I have to run some tests on different environments. In tests I have to check some directories in s3 to find parquet files and transfer them to dictionary like this
import pyarrow.parquet as pq
import s3fs
env = 'dev'
aws_profile ={'dev': 'dev_aws_profile', 'qa': 'qa_aws_profile'}
def get_dictionary_from_parquet(file_name):
fs = s3fs.S3FileSystem()
pq_session = Session(profile_name=aws_profile[env])
s3 = pq_session.resource('s3')
parquet_bucket = s3.Bucket(f'valid-bucket-name-{env}')
paths = []
for pq_file in parquet_bucket.objects.filter(Prefix=f'valid-prefix-{env}'):
if pq_file.key.endswith(file_name):
paths.append(f's3://{pq_file.bucket_name}/{pq_file.key}')
data_set = pq.ParquetDataset(paths, filesystem=fs)
tbl = data_set.read()
pq_dictionary = tbl.to_pydict()
return pq_dictionary
it works perfectly if aws_profile == default profile in aws credentials file, but it returns
line 14, in get_dictionary_from_parquet
data_set = pq.ParquetDataset(paths, filesystem=fs)
File "/Library/Python/3.7/site-packages/pyarrow/parquet.py", line 1170, in __init__
open_file_func=partial(_open_dataset_file, self._metadata)
File "/Library/Python/3.7/site-packages/pyarrow/parquet.py", line 1365, in _make_manifest
.format(path))
OSError: Passed non-file path: s3://<valid path to parquet file>
how to parse aws profile creds to pyarrow to fix it?

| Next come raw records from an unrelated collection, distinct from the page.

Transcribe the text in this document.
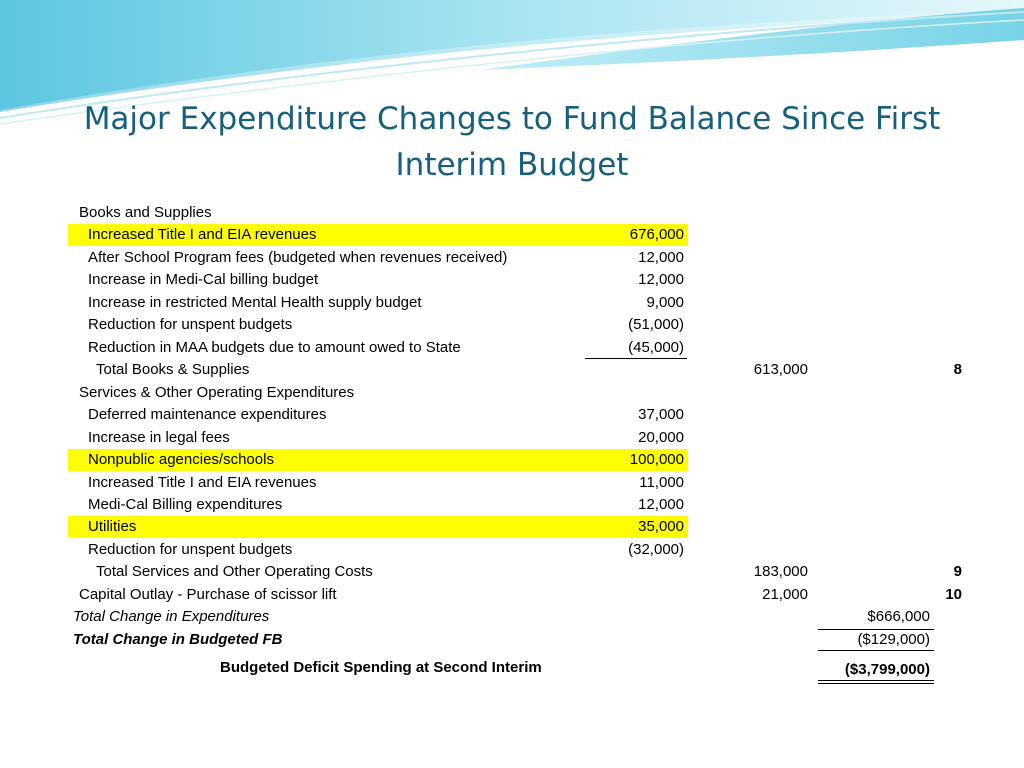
Major Expenditure Changes to Fund Balance Since First Interim Budget
Books and Supplies
Increased Title I and EIA revenues	676,000
After School Program fees (budgeted when revenues received)	12,000
Increase in Medi-Cal billing budget	12,000
Increase in restricted Mental Health supply budget	9,000
Reduction for unspent budgets	(51,000)
Reduction in MAA budgets due to amount owed to State	(45,000)
Total Books & Supplies	613,000	8
Services & Other Operating Expenditures
Deferred maintenance expenditures	37,000
Increase in legal fees	20,000
Nonpublic agencies/schools	100,000
Increased Title I and EIA revenues	11,000
Medi-Cal Billing expenditures	12,000
Utilities	35,000
Reduction for unspent budgets	(32,000)
Total Services and Other Operating Costs	183,000	9
Capital Outlay - Purchase of scissor lift	21,000	10
Total Change in Expenditures	$666,000
Total Change in Budgeted FB	($129,000)
Budgeted Deficit Spending at Second Interim	($3,799,000)
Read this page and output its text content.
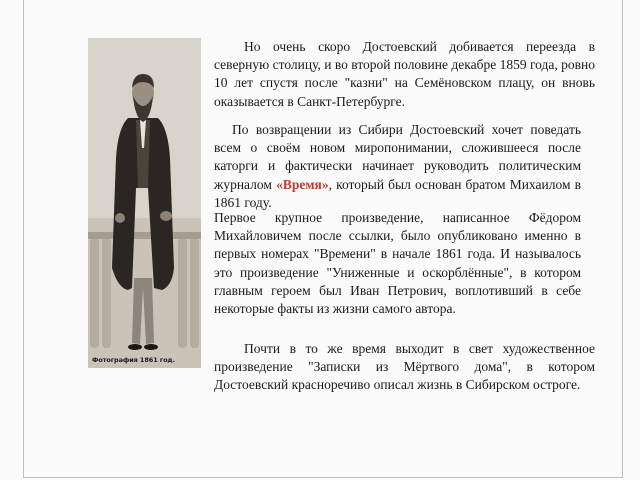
Фотография 1861 год.

Но очень скоро Достоевский добивается переезда в северную столицу, и во второй половине декабре 1859 года, ровно 10 лет спустя после "казни" на Семёновском плацу, он вновь оказывается в Санкт-Петербурге.

По возвращении из Сибири Достоевский хочет поведать всем о своём новом миропонимании, сложившееся после каторги и фактически начинает руководить политическим журналом «Время», который был основан братом Михаилом в 1861 году.

Первое крупное произведение, написанное Фёдором Михайловичем после ссылки, было опубликовано именно в первых номерах "Времени" в начале 1861 года. И называлось это произведение "Униженные и оскорблённые", в котором главным героем был Иван Петрович, воплотивший в себе некоторые факты из жизни самого автора.

Почти в то же время выходит в свет художественное произведение "Записки из Мёртвого дома", в котором Достоевский красноречиво описал жизнь в Сибирском остроге.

It is weird that you are configuring and doing your file filtering on boto(3?) object, while using the s3fs
instance to specify the filesystem when reading. I recommend using s3fs
for both.
The following will fix it
fs = s3fs.S3FileSystem(profile=aws_profile[env])
but I would suggest that you can use the same instance to do your file listing too
paths = fs.glob(f"valid-bucket-name-{env}/valid-prefix-{env}/*/file_name")
(or whatever the right glob pattern is - I had trouble parsing your code).